Profiling confirms that worker threads are pinned 1:1 to cores, simplifying trace analysis and reducing scheduler-induced noise (Roca et al., 28 Jan 2026).
6. Guidelines for Extension and Tuning
USF’s design enables straightforward customization and tuning:
- Custom scheduling policies are defined via select_task callbacks in nOS-V, and are exposed to the framework without kernel recompilation.
- Best practices include setting passive wait policies in nested runtimes, using nosv_pause or occasional sched_yield in tight spin-loops, and balancing granularities to avoid excessive or insufficient task generation per runtime level.
- For debugging, glibcv provides USF_DEBUG logging, state dumping (nosv_dump_state), and compatibility with low-level profilers.

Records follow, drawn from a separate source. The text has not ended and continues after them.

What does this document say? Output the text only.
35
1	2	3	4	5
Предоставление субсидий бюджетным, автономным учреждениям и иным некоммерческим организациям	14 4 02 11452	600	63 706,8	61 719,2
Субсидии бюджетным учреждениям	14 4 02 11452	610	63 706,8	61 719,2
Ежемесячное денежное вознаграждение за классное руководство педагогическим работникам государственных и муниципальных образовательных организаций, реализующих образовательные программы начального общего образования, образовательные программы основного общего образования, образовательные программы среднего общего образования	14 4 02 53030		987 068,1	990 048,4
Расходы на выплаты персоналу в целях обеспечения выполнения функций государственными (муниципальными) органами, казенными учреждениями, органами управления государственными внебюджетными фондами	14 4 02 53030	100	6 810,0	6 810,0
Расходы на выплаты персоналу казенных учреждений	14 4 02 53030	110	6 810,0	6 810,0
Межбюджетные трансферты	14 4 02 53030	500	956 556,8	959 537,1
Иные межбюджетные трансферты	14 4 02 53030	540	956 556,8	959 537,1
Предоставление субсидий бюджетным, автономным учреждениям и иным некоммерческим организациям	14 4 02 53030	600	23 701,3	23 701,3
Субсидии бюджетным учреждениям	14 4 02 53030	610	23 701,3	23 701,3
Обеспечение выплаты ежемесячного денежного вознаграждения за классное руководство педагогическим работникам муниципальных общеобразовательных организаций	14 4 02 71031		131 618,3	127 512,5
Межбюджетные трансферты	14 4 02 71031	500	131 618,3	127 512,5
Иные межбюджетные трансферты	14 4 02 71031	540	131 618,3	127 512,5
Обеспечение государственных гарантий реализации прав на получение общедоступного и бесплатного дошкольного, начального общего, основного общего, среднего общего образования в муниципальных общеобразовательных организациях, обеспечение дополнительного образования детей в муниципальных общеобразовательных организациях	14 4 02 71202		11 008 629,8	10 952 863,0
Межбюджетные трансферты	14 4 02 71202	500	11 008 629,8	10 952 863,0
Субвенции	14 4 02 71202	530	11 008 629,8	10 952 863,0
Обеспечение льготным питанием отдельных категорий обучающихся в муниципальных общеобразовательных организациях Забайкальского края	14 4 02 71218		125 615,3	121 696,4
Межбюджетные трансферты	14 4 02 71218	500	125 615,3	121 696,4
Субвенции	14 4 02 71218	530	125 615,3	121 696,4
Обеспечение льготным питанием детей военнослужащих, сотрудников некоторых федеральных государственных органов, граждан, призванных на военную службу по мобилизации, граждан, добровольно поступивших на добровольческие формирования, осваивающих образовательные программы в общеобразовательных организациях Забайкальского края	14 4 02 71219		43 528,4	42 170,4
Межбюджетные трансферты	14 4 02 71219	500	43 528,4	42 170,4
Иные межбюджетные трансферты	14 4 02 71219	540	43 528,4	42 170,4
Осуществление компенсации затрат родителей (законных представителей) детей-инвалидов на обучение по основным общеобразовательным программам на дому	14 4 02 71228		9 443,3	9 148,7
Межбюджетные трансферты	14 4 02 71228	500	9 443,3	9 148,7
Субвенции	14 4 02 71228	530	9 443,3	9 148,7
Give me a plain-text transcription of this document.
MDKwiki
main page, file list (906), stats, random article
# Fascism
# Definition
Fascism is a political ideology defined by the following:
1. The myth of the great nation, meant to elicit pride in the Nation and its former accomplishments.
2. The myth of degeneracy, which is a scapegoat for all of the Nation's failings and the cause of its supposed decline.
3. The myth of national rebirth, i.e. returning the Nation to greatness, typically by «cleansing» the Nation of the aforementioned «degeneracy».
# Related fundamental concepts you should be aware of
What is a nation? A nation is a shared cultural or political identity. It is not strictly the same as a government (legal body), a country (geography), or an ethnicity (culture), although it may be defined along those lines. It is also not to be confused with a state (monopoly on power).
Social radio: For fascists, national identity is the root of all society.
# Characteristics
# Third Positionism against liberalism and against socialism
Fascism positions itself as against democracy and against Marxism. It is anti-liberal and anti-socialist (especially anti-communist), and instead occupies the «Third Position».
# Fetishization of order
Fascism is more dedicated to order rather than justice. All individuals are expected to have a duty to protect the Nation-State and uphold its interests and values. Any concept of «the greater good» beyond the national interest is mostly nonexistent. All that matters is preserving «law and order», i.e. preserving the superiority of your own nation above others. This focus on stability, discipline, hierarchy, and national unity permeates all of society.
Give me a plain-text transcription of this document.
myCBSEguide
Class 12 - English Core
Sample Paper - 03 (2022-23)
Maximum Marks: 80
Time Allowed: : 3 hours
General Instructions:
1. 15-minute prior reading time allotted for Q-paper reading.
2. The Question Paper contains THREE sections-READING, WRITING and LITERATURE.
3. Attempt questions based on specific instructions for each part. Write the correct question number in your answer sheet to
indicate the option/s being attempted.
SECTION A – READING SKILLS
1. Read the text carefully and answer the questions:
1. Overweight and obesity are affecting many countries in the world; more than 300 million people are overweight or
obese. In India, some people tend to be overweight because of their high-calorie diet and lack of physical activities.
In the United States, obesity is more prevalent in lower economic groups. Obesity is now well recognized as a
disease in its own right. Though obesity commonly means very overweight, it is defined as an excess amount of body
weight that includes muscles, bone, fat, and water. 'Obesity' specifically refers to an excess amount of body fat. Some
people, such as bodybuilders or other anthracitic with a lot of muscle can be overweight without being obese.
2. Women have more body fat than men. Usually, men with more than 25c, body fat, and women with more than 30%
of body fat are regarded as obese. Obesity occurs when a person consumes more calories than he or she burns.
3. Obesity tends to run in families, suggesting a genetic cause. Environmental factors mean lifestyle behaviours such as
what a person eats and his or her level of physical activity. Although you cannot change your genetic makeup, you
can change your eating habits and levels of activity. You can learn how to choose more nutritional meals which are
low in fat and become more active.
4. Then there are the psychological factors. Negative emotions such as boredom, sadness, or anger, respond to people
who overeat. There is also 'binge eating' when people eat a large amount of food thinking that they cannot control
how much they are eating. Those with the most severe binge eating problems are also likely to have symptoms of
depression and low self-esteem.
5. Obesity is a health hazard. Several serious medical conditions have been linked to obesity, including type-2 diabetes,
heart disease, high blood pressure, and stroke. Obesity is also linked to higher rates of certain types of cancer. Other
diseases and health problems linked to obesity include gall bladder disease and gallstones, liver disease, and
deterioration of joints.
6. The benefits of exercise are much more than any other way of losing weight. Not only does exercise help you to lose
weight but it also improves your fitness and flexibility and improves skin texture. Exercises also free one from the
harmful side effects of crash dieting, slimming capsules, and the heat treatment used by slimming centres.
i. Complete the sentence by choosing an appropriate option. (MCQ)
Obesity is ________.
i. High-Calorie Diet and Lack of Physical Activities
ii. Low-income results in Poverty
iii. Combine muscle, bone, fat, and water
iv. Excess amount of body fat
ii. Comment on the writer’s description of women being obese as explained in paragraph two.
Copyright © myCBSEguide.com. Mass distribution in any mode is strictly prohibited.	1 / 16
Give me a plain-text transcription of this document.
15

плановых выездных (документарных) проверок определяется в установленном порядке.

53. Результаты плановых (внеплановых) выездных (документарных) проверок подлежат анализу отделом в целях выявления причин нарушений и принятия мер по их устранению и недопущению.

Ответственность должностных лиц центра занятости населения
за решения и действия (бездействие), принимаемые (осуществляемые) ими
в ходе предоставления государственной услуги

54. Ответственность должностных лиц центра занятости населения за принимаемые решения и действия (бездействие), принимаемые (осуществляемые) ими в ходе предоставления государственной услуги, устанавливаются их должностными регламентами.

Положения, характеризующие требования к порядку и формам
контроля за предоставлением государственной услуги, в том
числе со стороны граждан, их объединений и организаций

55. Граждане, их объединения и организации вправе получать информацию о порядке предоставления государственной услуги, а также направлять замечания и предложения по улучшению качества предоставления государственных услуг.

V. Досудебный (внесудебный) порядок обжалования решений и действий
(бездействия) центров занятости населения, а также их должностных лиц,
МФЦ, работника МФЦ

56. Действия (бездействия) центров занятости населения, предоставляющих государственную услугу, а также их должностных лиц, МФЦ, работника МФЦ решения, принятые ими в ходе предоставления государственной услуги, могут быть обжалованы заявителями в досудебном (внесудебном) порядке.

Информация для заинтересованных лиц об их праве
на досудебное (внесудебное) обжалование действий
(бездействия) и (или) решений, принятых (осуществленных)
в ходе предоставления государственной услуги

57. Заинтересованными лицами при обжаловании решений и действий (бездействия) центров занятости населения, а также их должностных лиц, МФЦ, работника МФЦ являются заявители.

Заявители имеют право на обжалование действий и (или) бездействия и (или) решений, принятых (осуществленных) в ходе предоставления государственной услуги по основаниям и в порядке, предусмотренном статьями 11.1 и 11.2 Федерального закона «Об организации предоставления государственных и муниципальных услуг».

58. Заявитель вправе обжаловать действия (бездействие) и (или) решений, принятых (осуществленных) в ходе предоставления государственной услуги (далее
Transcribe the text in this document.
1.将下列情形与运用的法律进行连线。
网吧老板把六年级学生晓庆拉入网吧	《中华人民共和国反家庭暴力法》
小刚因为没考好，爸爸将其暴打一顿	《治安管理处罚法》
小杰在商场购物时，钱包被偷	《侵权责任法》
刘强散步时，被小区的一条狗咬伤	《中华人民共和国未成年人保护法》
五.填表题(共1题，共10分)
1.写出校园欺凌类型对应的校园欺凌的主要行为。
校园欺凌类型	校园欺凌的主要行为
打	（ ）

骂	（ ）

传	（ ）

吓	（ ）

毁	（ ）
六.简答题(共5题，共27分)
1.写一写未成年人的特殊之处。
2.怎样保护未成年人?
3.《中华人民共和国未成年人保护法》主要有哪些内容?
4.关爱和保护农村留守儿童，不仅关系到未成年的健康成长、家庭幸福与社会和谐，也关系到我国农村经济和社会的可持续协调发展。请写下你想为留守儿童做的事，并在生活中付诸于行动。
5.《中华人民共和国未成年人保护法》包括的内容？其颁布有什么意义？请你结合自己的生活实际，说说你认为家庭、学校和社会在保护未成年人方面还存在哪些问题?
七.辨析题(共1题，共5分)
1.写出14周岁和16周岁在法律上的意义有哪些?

- Affinity, quantum, and priority tunables may be adjusted via environment variables or pthread_setschedparam extensions to glibcv.
7. Relationship to Other User-space Scheduling Approaches
USF is part of a broader trend toward moving scheduling abstractions from the kernel to user space. Other systems include LibPreemptible (Lisa et al., 2023), which achieves hardware-assisted preemptive scheduling with microsecond-scale granularity on Intel Sapphire Rapids via UINTR; and SFS (Fu et al., 2022), which orchestrates existing Linux FIFO and CFS mechanisms in user space to approximate Shortest Remaining Time First for function-as-a-service deployments. While LibPreemptible focuses on deadline-oriented policies and hardware-delivered user interrupts, and SFS targets short-task prioritization under serverless computing, USF emphasizes compatibility with standard pthreads/TLS, multi-runtime and multi-process coordination, and seamless deployment without kernel modification. Each approach addresses specific trade-offs in overhead, granularity, policy expressiveness, and target workload classes.
A plausible implication is that as workloads grow more sophisticated, and as hardware platforms expose finer control mechanisms, user-space scheduling frameworks like USF may become the reference standard for flexible resource management in high-density computational environments (Roca et al., 28 Jan 2026, Lisa et al., 2023, Fu et al., 2022).